Broker behaviour a credit risk

John Phillips and Ian Rogers
The human gestation period is nine months, that of the blue whale 12 months and that of elephants 22 months. In the case of the Finance Brokers Draft Bill, it's 36 months. Whether the proposed law is worth the wait or worth doing, is something skirted in the long awaited announcement of the details by the New South Wales Office of Fair Trading yesterday.

If the proposal becomes law all broking structures will be regulated, including mortgage brokers, finance brokers, single line broking, single mobile operators, aggregators and franchised organisations.

At present regulation of the broking market varies between states, with NSW, Victoria and ACT having specific legislation for brokers accessing credit regulated by the Consumer Credit Code.

Western Australia applies broker-specific legislation to personal and commercial credit. Queensland had proposed its own legislation, though that may no longer be relevant.

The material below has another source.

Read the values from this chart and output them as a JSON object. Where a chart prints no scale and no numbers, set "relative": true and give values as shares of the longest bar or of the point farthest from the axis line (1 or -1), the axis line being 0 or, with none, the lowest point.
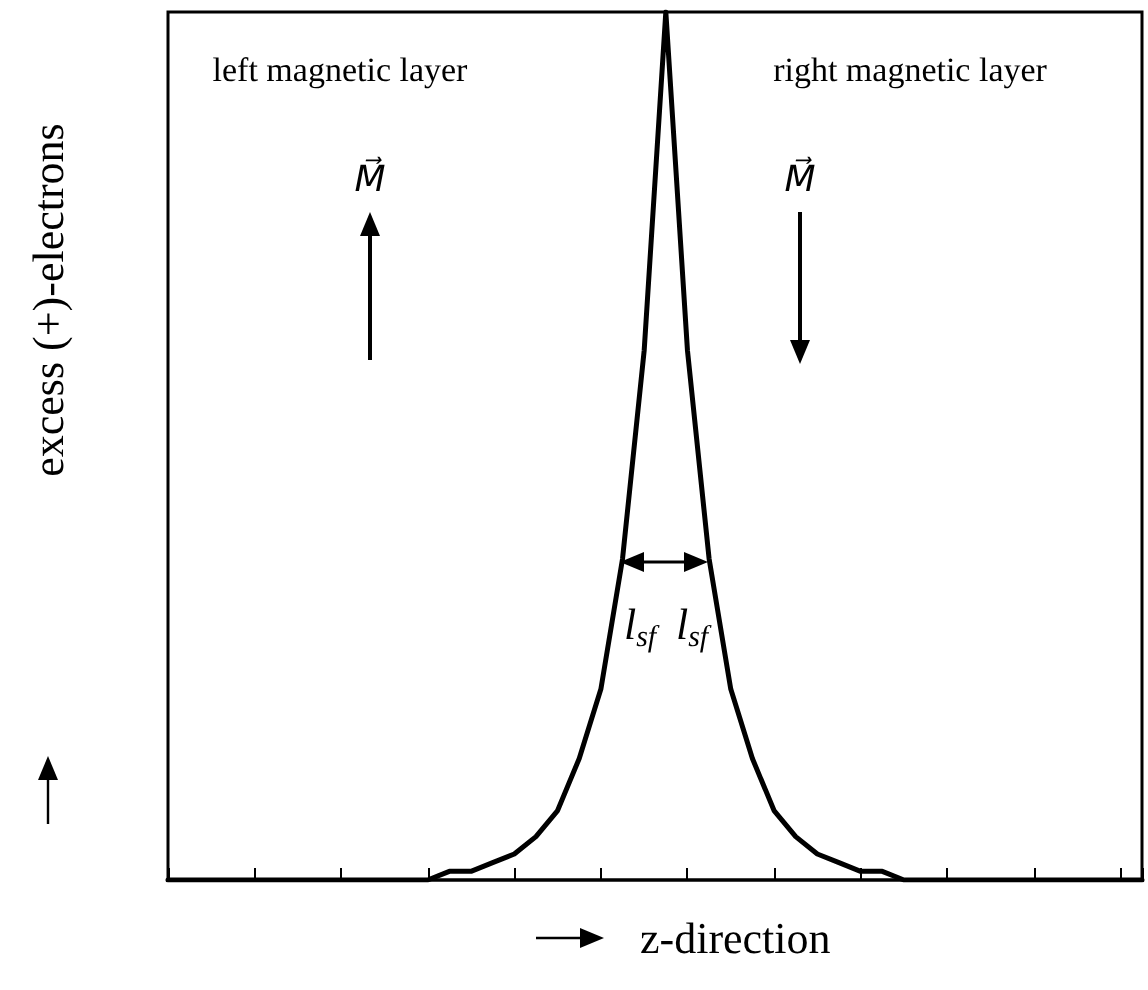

The Office of Fair Trading published its discussion paper on broker regulation in December 2004.

Most stakeholders chimed in yesterday to endorse the thrust of the proposals while reserving their position on the details.

The proposed national reforms outlined in the Finance Brokers Draft Bill are:

• Licensing and probity checks for brokers that will screen out applicants with a history of unfair practices.
• Mandatory skills and ongoing professional development to ensure that a quality service is provided.
• Mandatory membership of an ASIC-approved external dispute resolution scheme for affordable access to redress.
• A requirement that brokers take out professional indemnity insurance so that any claim on a broker can be satisfied.
• Prohibiting charging upfront fees and lodging caveats over property to secure fees.
• A requirement that the broker provide specified disclosures about costs and services before negotiating a broking agreement with the client.
• A broking agreement that contains details of the client's needs and, when recommending a product, a statement as to why the product recommended satisfies those needs.
• A requirement that brokers make sufficient enquiries about a consumer's financial status to ensure they can afford the product recommended.
• A requirement that a broker has a reasonable basis for recommending a particular product.
• In the case of brokers recommending a reverse mortgage, they will have to prepare an analysis that shows why this is the right product for the consumer's circumstances and a requirement that the broker give examples to the consumer to illustrate the reduction in their equity in the home over a period of time.
• Redress for losses when a consumer enters into an inappropriate credit product on the broker's recommendation.
• Provision for a stay of home repossession where damages are being claimed from the broker that could allow the consumer to get their repayments back on track.

The chief innovations are those that tackle the responsibility of those brokers contributing to the problem (more anecdotal that carefully documented) through predatory lending, and mainly by engaging in fraudulent applications (with or without the help of the borrower) or perhaps through the omission of relevant data to lenders.

The wider burden for all brokers is the need to adjust practice to prepare a statement of needs. Whether this will be a trivial piece of paperwork of low value to the client or a time consuming and expensive service analogous to a financial plan may be the key issue in these proposals.

Lenders won't be subject to corresponding regulations such as the requirement for a statement of needs, at least not under this proposal.